For another customer, we fed their protocols into our algorithms and found some threats around inclusion-exclusion criteria. So, we were able to give them feedback. We have found that a lot of the challenges in recruitment, retention, and data capture stem from problems in the study design or the protocol development. So, that has become our focus. Our goal is to have an interface akin to TurboTax, in which trial sponsors can start with an idea and we can walk them through all of the ancillary pieces of developing that protocol using our algorithm.
You mentioned the system also gives real-time feedback, so can it also provide feedback to improve the ongoing trial as it proceeds?
Yes, and that’s one of the exciting things from the trial sponsor perspective. Traditionally, when they’re running trials, they are relying on consultants or CROs to not only help develop their protocols, but also make sure things are running well at the site level.

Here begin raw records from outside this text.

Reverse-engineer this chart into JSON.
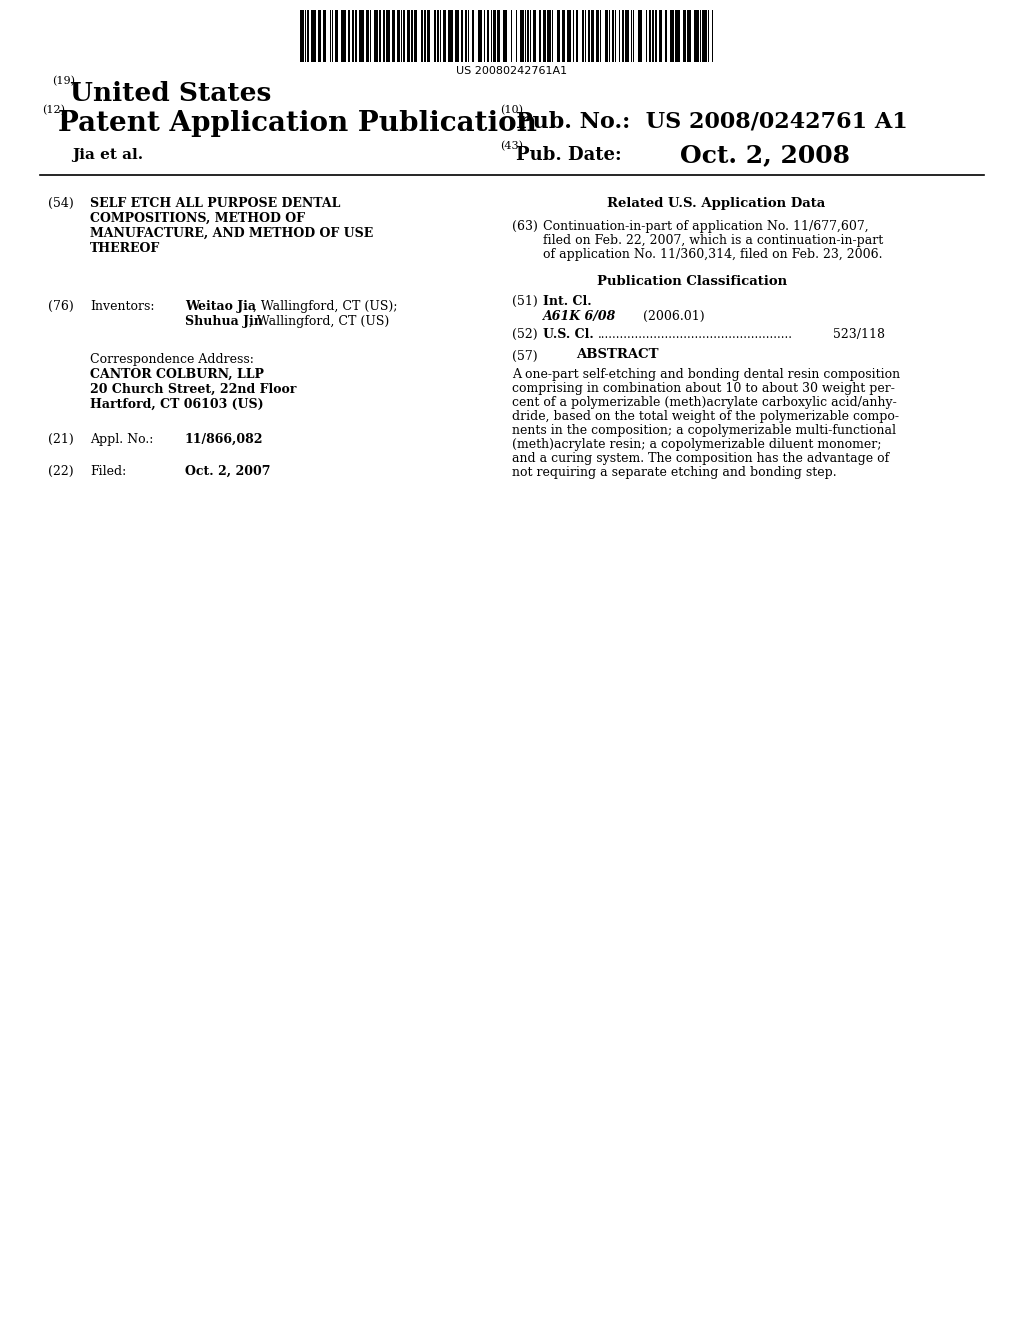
{
  "background_color": "#ffffff",
  "barcode_text": "US 20080242761A1",
  "header_19": "(19)",
  "header_19_text": "United States",
  "header_12": "(12)",
  "header_12_text": "Patent Application Publication",
  "header_10_small": "(10)",
  "header_10_pub_label": "Pub. No.:",
  "header_10_pub_value": "US 2008/0242761 A1",
  "header_43_small": "(43)",
  "header_43_label": "Pub. Date:",
  "header_43_value": "Oct. 2, 2008",
  "inventor_line": "Jia et al.",
  "field_54_num": "(54)",
  "field_54_lines": [
    "SELF ETCH ALL PURPOSE DENTAL",
    "COMPOSITIONS, METHOD OF",
    "MANUFACTURE, AND METHOD OF USE",
    "THEREOF"
  ],
  "field_76_num": "(76)",
  "field_76_label": "Inventors:",
  "field_76_line1_bold": "Weitao Jia",
  "field_76_line1_rest": ", Wallingford, CT (US);",
  "field_76_line2_bold": "Shuhua Jin",
  "field_76_line2_rest": ", Wallingford, CT (US)",
  "correspondence_label": "Correspondence Address:",
  "correspondence_line1": "CANTOR COLBURN, LLP",
  "correspondence_line2": "20 Church Street, 22nd Floor",
  "correspondence_line3": "Hartford, CT 06103 (US)",
  "field_21_num": "(21)",
  "field_21_label": "Appl. No.:",
  "field_21_value": "11/866,082",
  "field_22_num": "(22)",
  "field_22_label": "Filed:",
  "field_22_value": "Oct. 2, 2007",
  "related_us_header": "Related U.S. Application Data",
  "field_63_num": "(63)",
  "field_63_lines": [
    "Continuation-in-part of application No. 11/677,607,",
    "filed on Feb. 22, 2007, which is a continuation-in-part",
    "of application No. 11/360,314, filed on Feb. 23, 2006."
  ],
  "pub_class_header": "Publication Classification",
  "field_51_num": "(51)",
  "field_51_label": "Int. Cl.",
  "field_51_class": "A61K 6/08",
  "field_51_year": "(2006.01)",
  "field_52_num": "(52)",
  "field_52_label": "U.S. Cl.",
  "field_52_value": "523/118",
  "field_57_num": "(57)",
  "field_57_label": "ABSTRACT",
  "field_57_lines": [
    "A one-part self-etching and bonding dental resin composition",
    "comprising in combination about 10 to about 30 weight per-",
    "cent of a polymerizable (meth)acrylate carboxylic acid/anhy-",
    "dride, based on the total weight of the polymerizable compo-",
    "nents in the composition; a copolymerizable multi-functional",
    "(meth)acrylate resin; a copolymerizable diluent monomer;",
    "and a curing system. The composition has the advantage of",
    "not requiring a separate etching and bonding step."
  ]
}
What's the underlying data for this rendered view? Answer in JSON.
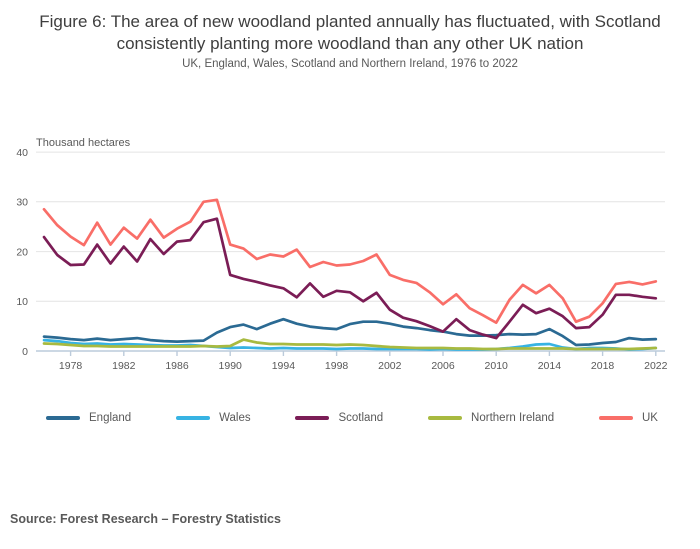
{
  "source": "Source: Forest Research – Forestry Statistics",
  "chart_data": {
    "type": "line",
    "title": "Figure 6: The area of new woodland planted annually has fluctuated, with Scotland consistently planting more woodland than any other UK nation",
    "subtitle": "UK, England, Wales, Scotland and Northern Ireland, 1976 to 2022",
    "unit_label": "Thousand hectares",
    "ylim": [
      0,
      40
    ],
    "y_ticks": [
      0,
      10,
      20,
      30,
      40
    ],
    "x_ticks": [
      1978,
      1982,
      1986,
      1990,
      1994,
      1998,
      2002,
      2006,
      2010,
      2014,
      2018,
      2022
    ],
    "grid": "horizontal",
    "legend_position": "bottom",
    "axis_color": "#bccbdb",
    "grid_color": "#e4e4e4",
    "tick_text_color": "#595959",
    "years": [
      1976,
      1977,
      1978,
      1979,
      1980,
      1981,
      1982,
      1983,
      1984,
      1985,
      1986,
      1987,
      1988,
      1989,
      1990,
      1991,
      1992,
      1993,
      1994,
      1995,
      1996,
      1997,
      1998,
      1999,
      2000,
      2001,
      2002,
      2003,
      2004,
      2005,
      2006,
      2007,
      2008,
      2009,
      2010,
      2011,
      2012,
      2013,
      2014,
      2015,
      2016,
      2017,
      2018,
      2019,
      2020,
      2021,
      2022
    ],
    "series": [
      {
        "name": "England",
        "color": "#2b6a93",
        "values": [
          2.9,
          2.7,
          2.4,
          2.2,
          2.5,
          2.2,
          2.4,
          2.6,
          2.2,
          2.0,
          1.9,
          2.0,
          2.1,
          3.7,
          4.8,
          5.3,
          4.4,
          5.5,
          6.4,
          5.5,
          4.9,
          4.6,
          4.4,
          5.4,
          5.9,
          5.9,
          5.5,
          4.9,
          4.6,
          4.2,
          3.9,
          3.4,
          3.1,
          3.1,
          3.2,
          3.4,
          3.3,
          3.4,
          4.4,
          3.0,
          1.2,
          1.3,
          1.6,
          1.8,
          2.6,
          2.3,
          2.4
        ]
      },
      {
        "name": "Wales",
        "color": "#37b3e3",
        "values": [
          2.2,
          2.0,
          1.6,
          1.4,
          1.5,
          1.3,
          1.4,
          1.3,
          1.2,
          1.1,
          1.1,
          1.2,
          1.0,
          0.8,
          0.6,
          0.7,
          0.6,
          0.5,
          0.6,
          0.5,
          0.5,
          0.5,
          0.4,
          0.5,
          0.5,
          0.4,
          0.4,
          0.4,
          0.4,
          0.3,
          0.4,
          0.3,
          0.3,
          0.3,
          0.4,
          0.6,
          0.9,
          1.3,
          1.4,
          0.7,
          0.4,
          0.6,
          0.6,
          0.5,
          0.3,
          0.4,
          0.6
        ]
      },
      {
        "name": "Scotland",
        "color": "#7b1d56",
        "values": [
          22.9,
          19.3,
          17.3,
          17.4,
          21.4,
          17.6,
          21.0,
          18.0,
          22.5,
          19.5,
          22.0,
          22.3,
          25.9,
          26.6,
          15.3,
          14.5,
          13.9,
          13.2,
          12.6,
          10.8,
          13.6,
          10.9,
          12.1,
          11.8,
          10.0,
          11.7,
          8.3,
          6.7,
          6.0,
          5.0,
          3.9,
          6.4,
          4.2,
          3.3,
          2.6,
          5.9,
          9.3,
          7.6,
          8.5,
          7.0,
          4.6,
          4.8,
          7.3,
          11.3,
          11.3,
          10.9,
          10.6
        ]
      },
      {
        "name": "Northern Ireland",
        "color": "#a8ba40",
        "values": [
          1.5,
          1.4,
          1.2,
          1.0,
          1.0,
          0.9,
          0.9,
          0.9,
          0.9,
          0.9,
          0.9,
          0.9,
          1.0,
          0.9,
          1.0,
          2.3,
          1.7,
          1.4,
          1.4,
          1.3,
          1.3,
          1.3,
          1.2,
          1.3,
          1.2,
          1.0,
          0.8,
          0.7,
          0.6,
          0.6,
          0.6,
          0.5,
          0.5,
          0.4,
          0.4,
          0.5,
          0.5,
          0.5,
          0.5,
          0.5,
          0.4,
          0.4,
          0.4,
          0.4,
          0.4,
          0.5,
          0.6
        ]
      },
      {
        "name": "UK",
        "color": "#f96e68",
        "values": [
          28.5,
          25.3,
          23.0,
          21.3,
          25.8,
          21.4,
          24.8,
          22.6,
          26.4,
          22.8,
          24.6,
          26.0,
          30.0,
          30.4,
          21.4,
          20.6,
          18.5,
          19.4,
          19.0,
          20.4,
          16.9,
          17.9,
          17.2,
          17.4,
          18.1,
          19.4,
          15.3,
          14.3,
          13.7,
          11.8,
          9.4,
          11.4,
          8.6,
          7.2,
          5.7,
          10.3,
          13.3,
          11.6,
          13.3,
          10.6,
          5.9,
          6.9,
          9.6,
          13.5,
          13.9,
          13.4,
          14.0
        ]
      }
    ]
  }
}
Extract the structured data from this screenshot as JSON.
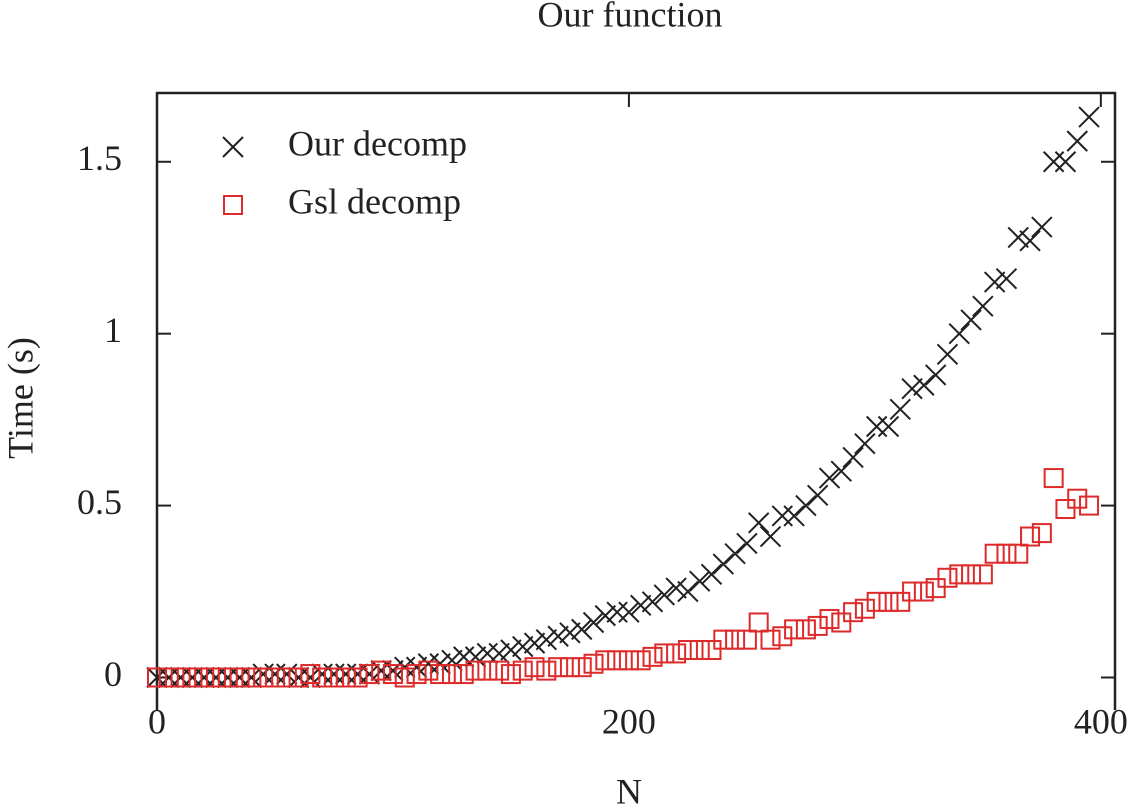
{
  "chart_data": {
    "type": "scatter",
    "title": "Our function",
    "x_label": "N",
    "y_label": "Time (s)",
    "xlim": [
      0,
      406
    ],
    "ylim": [
      -0.08,
      1.7
    ],
    "xticks": [
      0,
      200,
      400
    ],
    "yticks": [
      0,
      0.5,
      1,
      1.5
    ],
    "legend": "upper left",
    "x": [
      0,
      5,
      10,
      15,
      20,
      25,
      30,
      35,
      40,
      45,
      50,
      55,
      60,
      65,
      70,
      75,
      80,
      85,
      90,
      95,
      100,
      105,
      110,
      115,
      120,
      125,
      130,
      135,
      140,
      145,
      150,
      155,
      160,
      165,
      170,
      175,
      180,
      185,
      190,
      195,
      200,
      205,
      210,
      215,
      220,
      225,
      230,
      235,
      240,
      245,
      250,
      255,
      260,
      265,
      270,
      275,
      280,
      285,
      290,
      295,
      300,
      305,
      310,
      315,
      320,
      325,
      330,
      335,
      340,
      345,
      350,
      355,
      360,
      365,
      370,
      375,
      380,
      385,
      390,
      395
    ],
    "series": [
      {
        "name": "Our decomp",
        "color": "#222222",
        "marker": "x",
        "values": [
          0,
          0,
          0,
          0,
          0,
          0,
          0,
          0,
          0,
          0.01,
          0.01,
          0.01,
          0,
          0,
          0.01,
          0.01,
          0.01,
          0.01,
          0.01,
          0.02,
          0.02,
          0.03,
          0.03,
          0.04,
          0.04,
          0.05,
          0.06,
          0.06,
          0.07,
          0.07,
          0.08,
          0.09,
          0.1,
          0.11,
          0.12,
          0.13,
          0.14,
          0.16,
          0.18,
          0.19,
          0.19,
          0.21,
          0.22,
          0.24,
          0.26,
          0.25,
          0.28,
          0.3,
          0.33,
          0.36,
          0.39,
          0.45,
          0.41,
          0.47,
          0.47,
          0.5,
          0.53,
          0.58,
          0.6,
          0.64,
          0.68,
          0.73,
          0.73,
          0.78,
          0.84,
          0.85,
          0.88,
          0.94,
          1.0,
          1.04,
          1.08,
          1.15,
          1.16,
          1.28,
          1.27,
          1.31,
          1.5,
          1.5,
          1.56,
          1.63
        ]
      },
      {
        "name": "Gsl decomp",
        "color": "#dd2a2a",
        "marker": "square",
        "values": [
          0,
          0,
          0,
          0,
          0,
          0,
          0,
          0,
          0,
          0,
          0,
          0,
          0,
          0.01,
          0,
          0,
          0,
          0,
          0.01,
          0.02,
          0.01,
          0,
          0.01,
          0.02,
          0.01,
          0.01,
          0.01,
          0.02,
          0.02,
          0.02,
          0.01,
          0.02,
          0.03,
          0.02,
          0.03,
          0.03,
          0.03,
          0.04,
          0.05,
          0.05,
          0.05,
          0.05,
          0.06,
          0.07,
          0.07,
          0.08,
          0.08,
          0.08,
          0.11,
          0.11,
          0.11,
          0.16,
          0.11,
          0.12,
          0.14,
          0.14,
          0.15,
          0.17,
          0.16,
          0.19,
          0.2,
          0.22,
          0.22,
          0.22,
          0.25,
          0.25,
          0.26,
          0.29,
          0.3,
          0.3,
          0.3,
          0.36,
          0.36,
          0.36,
          0.41,
          0.42,
          0.58,
          0.49,
          0.52,
          0.5
        ]
      }
    ]
  }
}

We provide trial sponsors with a very transparent process, so they get their own login and can drill down and see things that are important to them, such as enrollment, retention, serious adverse event information, and data around the site. They get real-time feedback on the health of their studies, and if they see challenges at the site level, they can pick up a phone and have a good, intelligent conversation with the site.
Your company is also doing the “I’m the Why” social media campaign to promote the importance of clinical trials. Why did you want do this campaign?
We started the “I’m the Why” campaign to add faces to clinical trials. Traditionally, the space tends to be pretty sterile, and I started to notice the industry discussion around patient centricity. So, we started this campaign to interact with patients, hear real stories, and hopefully, push researchers as they’re looking for new ways to treat different therapeutic areas. It’s been interesting to step away from the data and to balance that with real stories about real people who are looking for real treatments and have yet to find them. Because ultimately, that’s our mission—to get treatments to patients in need faster.